Negative handstand push-ups: Kick up onto the wall and slowly lower yourself down until your head touches the ground into a tripod handstand position. Try to maintain at least a five second negative as you lower your head to the floor with complete control. If these aren’t a challenge for you, slow down your pace or add a deficit to increase the range of motion that you will have to resist. The easier these become, the deeper you can increase your deficit in that negative.

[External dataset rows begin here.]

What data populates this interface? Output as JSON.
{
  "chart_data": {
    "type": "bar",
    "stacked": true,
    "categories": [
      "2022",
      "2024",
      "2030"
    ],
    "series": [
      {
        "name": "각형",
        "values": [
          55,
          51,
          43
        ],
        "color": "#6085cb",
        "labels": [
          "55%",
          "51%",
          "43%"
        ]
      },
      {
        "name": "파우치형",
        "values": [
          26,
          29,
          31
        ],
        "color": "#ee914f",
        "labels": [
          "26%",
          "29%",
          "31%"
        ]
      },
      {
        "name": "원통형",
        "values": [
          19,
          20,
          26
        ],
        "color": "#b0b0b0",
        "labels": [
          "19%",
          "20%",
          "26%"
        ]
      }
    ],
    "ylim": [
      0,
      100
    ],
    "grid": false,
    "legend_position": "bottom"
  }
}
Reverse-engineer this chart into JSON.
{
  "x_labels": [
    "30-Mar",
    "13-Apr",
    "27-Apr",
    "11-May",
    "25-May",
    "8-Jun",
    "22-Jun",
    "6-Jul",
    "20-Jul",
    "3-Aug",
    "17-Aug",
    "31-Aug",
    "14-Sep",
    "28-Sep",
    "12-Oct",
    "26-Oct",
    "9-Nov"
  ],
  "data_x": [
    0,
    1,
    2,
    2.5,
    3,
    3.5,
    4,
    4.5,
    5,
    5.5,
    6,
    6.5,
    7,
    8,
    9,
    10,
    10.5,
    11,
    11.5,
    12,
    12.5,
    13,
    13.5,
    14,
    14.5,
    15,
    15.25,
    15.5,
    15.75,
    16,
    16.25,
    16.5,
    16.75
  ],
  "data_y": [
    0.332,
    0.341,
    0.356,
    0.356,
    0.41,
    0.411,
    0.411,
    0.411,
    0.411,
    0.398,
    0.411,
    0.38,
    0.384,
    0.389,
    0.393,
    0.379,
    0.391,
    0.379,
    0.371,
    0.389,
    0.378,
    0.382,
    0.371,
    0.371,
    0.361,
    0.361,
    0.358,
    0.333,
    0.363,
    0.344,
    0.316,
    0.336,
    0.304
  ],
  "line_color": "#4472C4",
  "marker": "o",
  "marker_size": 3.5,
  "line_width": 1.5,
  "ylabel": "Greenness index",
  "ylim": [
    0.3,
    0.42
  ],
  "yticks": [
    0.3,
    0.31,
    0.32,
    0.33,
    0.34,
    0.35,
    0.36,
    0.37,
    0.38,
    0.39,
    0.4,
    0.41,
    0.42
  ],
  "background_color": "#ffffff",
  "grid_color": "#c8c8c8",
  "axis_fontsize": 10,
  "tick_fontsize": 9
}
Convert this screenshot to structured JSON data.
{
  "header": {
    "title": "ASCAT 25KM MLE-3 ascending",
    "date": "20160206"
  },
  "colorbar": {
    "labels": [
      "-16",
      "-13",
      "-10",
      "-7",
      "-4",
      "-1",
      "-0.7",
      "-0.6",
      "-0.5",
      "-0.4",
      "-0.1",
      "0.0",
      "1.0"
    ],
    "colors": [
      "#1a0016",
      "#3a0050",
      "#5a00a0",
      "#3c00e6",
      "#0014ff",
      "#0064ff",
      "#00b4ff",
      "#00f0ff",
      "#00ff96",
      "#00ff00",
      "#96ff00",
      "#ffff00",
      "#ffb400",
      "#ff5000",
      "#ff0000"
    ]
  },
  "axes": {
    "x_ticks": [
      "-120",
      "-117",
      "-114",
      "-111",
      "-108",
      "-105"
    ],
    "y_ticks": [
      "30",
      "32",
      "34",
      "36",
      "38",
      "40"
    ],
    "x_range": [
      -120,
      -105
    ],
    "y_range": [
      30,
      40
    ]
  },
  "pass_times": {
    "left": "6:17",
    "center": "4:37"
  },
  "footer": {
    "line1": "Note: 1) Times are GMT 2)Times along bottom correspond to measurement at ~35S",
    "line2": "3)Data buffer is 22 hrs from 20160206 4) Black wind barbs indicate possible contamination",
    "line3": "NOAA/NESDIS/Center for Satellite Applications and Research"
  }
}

It is very important that you maintain control in your negative all the way to the floor. If you are crashing down on your head at any point, you can add a mat under your head to decrease the range of the movement until you are strong enough to control it.
Programming Strict Movements into your Week
Pick 2-3 days to prioritize your strict pressing strength and incorporate the movements that we just discussed above. Always try to challenge yourself by increasing your weight and/ or increasing your time under tension.
5 sets as heavy as possible for 4-5 reps
rest 2-3 min between
This can be performed with a barbell or dumbbells for added stability.
Handstand Push-UP (HSPU) Negatives
Complete 5-6 sets of 2-3 VERY slow negative HSPU. Prescribed tempo is 5-8 seconds down. Press out of HSPU if you can, if not, just kick off of the wall to reset.
Please note that when doing eccentric movements at a slow tempo it is important to keep the rep range a bit lower because of the increased time under tension.
Seated barbell or dumbbell Press x 8-10 reps
Complete 3-4 sets of 8-10 reps of a heavy seated DB press. These should be very challenging at rep 8 and extremely challenging for 10. (10 reps might not happen on every set if you choose your weight appropriately.)
As you can see, these days are not back-to-back and you need to give your shoulders a break between high volume pressing days. Make sure you are resting between high volume days to keep your shoulders healthy and strong. From one week to the next your goal should be to go heavier than the previous week or add a deeper deficit to your negative handstand push-ups.
Have patience with yourself as strict overhead pressing strength takes time to develop. Continue to practice these movements and watch as your pressing strength increases and handstand push-ups become your new friend!